Matt Gregory bio photo

Matt Gregory

Data Scientist

Twitter Github

Genetic Programming (GP) is a collection of techniques from evolutionary computing (EC) for the automatic generation of computer programs that perform a user-defined task. Starting with a high-level problem definition, GP creates a population of random programs that are progressively refined through variation and selection until a satisfactory solution is found. A lack of foresight does not prevent this blind watchmaker from arriving at a sensible design solution for modelling the data as demonstrated in this post.

My attention was first drawn to this approach through the MarIO video, where a program evolves through selection to get better and better at playing a computer game. A great advantage of GP is that the user need not specify (or know) much about the form of the eventual solution before starting.

I studied Zoology to doctorate level and thus spotted parallels between some of these processes and thinking tools and models for natural selection and evolution. This is all inherently interesting, warranting a blog post.

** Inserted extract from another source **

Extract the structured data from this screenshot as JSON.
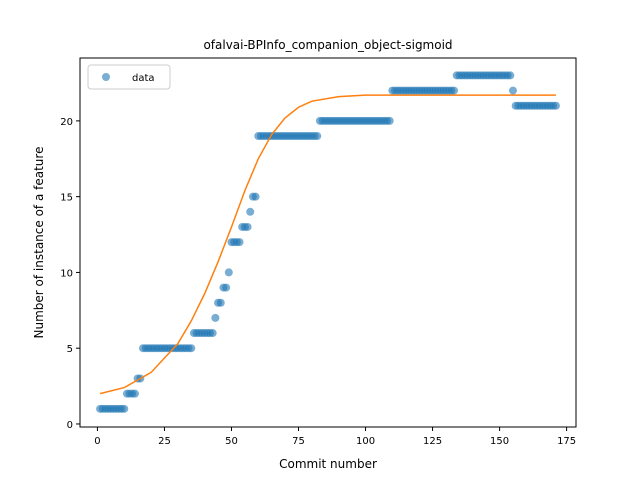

There are several packages that provide genetic programming tools for R, we will investigate a few of these packages and look at the scenarios in which they are useful compared to more typical machine learning methods. Basically, GP is an evolutionary search heuristic for arbitrary symbolic expressions, i.e. mathematical or logical formulas.

library(tidyverse)
library(ggthemes)
library(rgp)
 
# vignette("rgp_introduction")

Modelling the orbit of a celestial body

I’ve picked a topic I don’t know too much about so that the GP approach can help me with this lack of expert domain knowledge. This scenario is receiving alot of interest as there are a shortage of data scientists; it would be nice if feature extraction based on expert knowledge did not limit the training and accuracy of our models. (data smashing is a concept that is relevant here; or consider the Higgs-Boson problem). We investigate a problem tackled by Kepler in the 17th century (note: that’s why Pluto is included). We investigate the relationship between the planets’ distance from the Sun and their orbital periods (see here for an alternative take on this problem).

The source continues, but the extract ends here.